Mission statement:
As a lab, we are dedicated to pursuing research endeavors that increase understanding of sustaining bone health for both the clinical and spaceflight settings and applying therapies and countermeasures that act to improve bone structure. 

Our Research Emphases are to:
Develop a better understanding of pathological origins of bone loss and apply therapies through a combination of engineering and biological tools to advance treatments that sustain bone health and have application in both the clinical and astronautical field.

Space Induced Bone Loss:  

With funding from NSBRI, our research has focused on establishing the minimum, comparable efficacious dosing of two anti-resorptives: the bisphosphonate zoledronic acid and the endogenous anti-RANK ligand protein osteoprotegerin (OPG). Through animal studies, the lab is researching whether low doses of osteoprotegerin and zoledronate prevent the inflight loss of mass and would allow bone to recover more quickly. 

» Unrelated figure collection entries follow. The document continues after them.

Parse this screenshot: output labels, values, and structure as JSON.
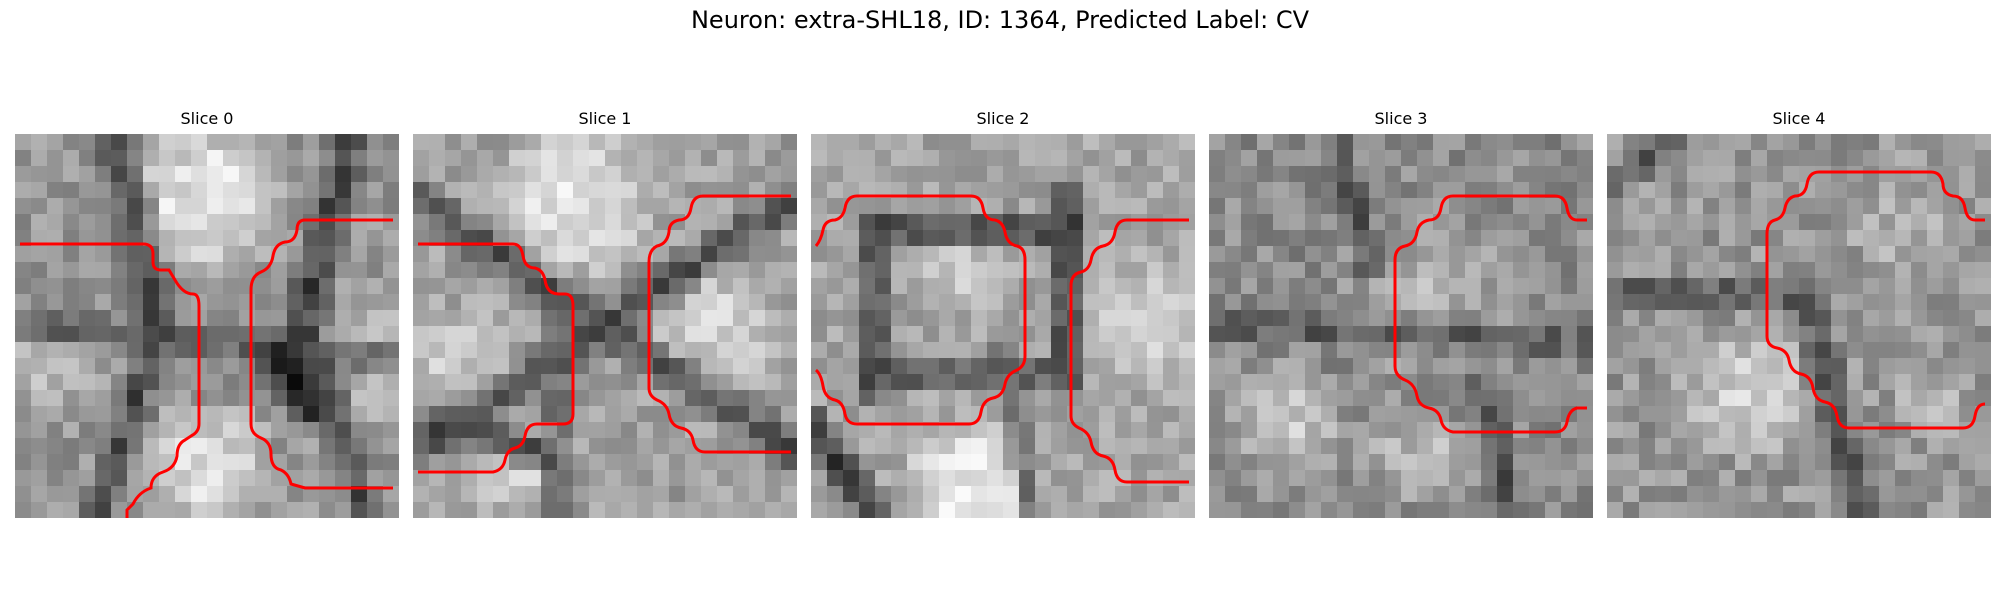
{
  "figure": {
    "title": "Neuron: extra-SHL18, ID: 1364, Predicted Label: CV"
  },
  "panels": [
    {
      "title": "Slice 0"
    },
    {
      "title": "Slice 1"
    },
    {
      "title": "Slice 2"
    },
    {
      "title": "Slice 3"
    },
    {
      "title": "Slice 4"
    }
  ],
  "contour_color": "#ff0000",
  "colormap": "gray"
}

Additional funding was obtained from NSBRI to study the adverse effects of microgravity, reduced gravity and radiation exposure on long lunar missions.  The impact of radiation on bone quality and fracture healing in reduced gravity is relatively unknown. The lab is investigating the effect of different types of space radiation on bone to learn whether radiation increases the rate of loss and the effectiveness of administering pharmacological countermeasures on space related bone loss.

Clinical Bone  Loss:

Clinical bone loss can be a consequence of radiation exposure from cancer treatments where fractionated amounts of radiation are given to patients to reduce tumors. By fractionation, the ideal dose of radiation is provided while limiting the damaging effects on normal tissues. However, radiation therapy can have detrimental effects on bone health by increasing the risk for both osteoporosis and osteoradionecrosis, a condition of nonliving bone in a site of radiation injury.

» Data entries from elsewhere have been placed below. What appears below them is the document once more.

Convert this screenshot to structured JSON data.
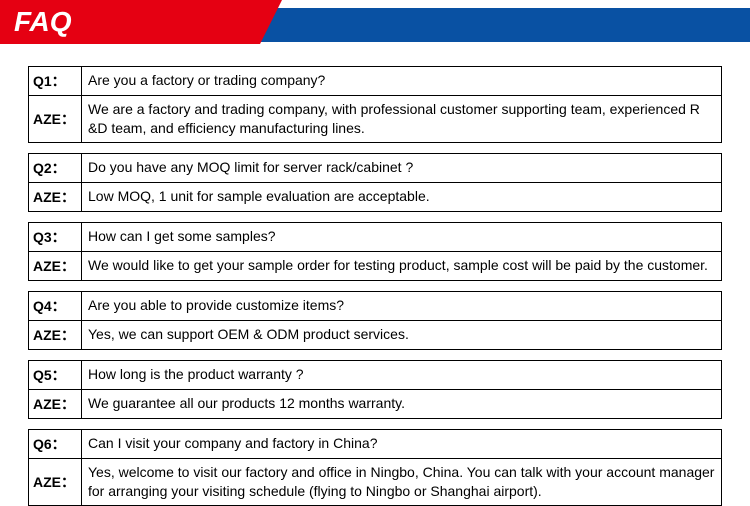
{
  "header": {
    "title": "FAQ",
    "red_color": "#e50012",
    "blue_color": "#0951a3",
    "title_color": "#ffffff"
  },
  "faq": [
    {
      "q_label": "Q1：",
      "q_text": "Are you a factory or trading company?",
      "a_label": "AZE：",
      "a_text": " We are a factory and trading company, with professional customer supporting team, experienced R &D team, and efficiency manufacturing lines."
    },
    {
      "q_label": "Q2：",
      "q_text": "Do you have any MOQ limit for server rack/cabinet ?",
      "a_label": "AZE：",
      "a_text": " Low MOQ, 1 unit for sample evaluation are acceptable."
    },
    {
      "q_label": "Q3：",
      "q_text": " How can I get some samples?",
      "a_label": "AZE：",
      "a_text": " We would like to get your sample order for testing product, sample cost will be paid by the customer."
    },
    {
      "q_label": "Q4：",
      "q_text": " Are you able to provide customize items?",
      "a_label": "AZE：",
      "a_text": " Yes, we can support OEM & ODM product services."
    },
    {
      "q_label": "Q5：",
      "q_text": " How long is the product warranty ?",
      "a_label": "AZE：",
      "a_text": " We guarantee all our products 12 months warranty."
    },
    {
      "q_label": "Q6：",
      "q_text": " Can I visit your company and factory in China?",
      "a_label": "AZE：",
      "a_text": " Yes, welcome to visit our factory and office in Ningbo, China. You can talk with your account manager for arranging your visiting schedule (flying to Ningbo or Shanghai airport)."
    }
  ],
  "styling": {
    "border_color": "#000000",
    "body_font_size": 14,
    "label_font_weight": "bold",
    "background": "#ffffff"
  }
}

NIH recently provided research money to exam skeletal complications that are associated with radiation therapy following treatment of pelvic cancers (e.g., cervical, colorectal, and prostate).  Increasing rates of cancer survivorship intensify the importance of mitigating long-term side effects of radiation therapy, including fracture risk.  We have identified significant trabecular bone loss in mice four months after administration of low-dose (2 Gy), whole-body g-irradiation and propose to build upon these data to develop a rodent model that will be a foundation for future clinical studies.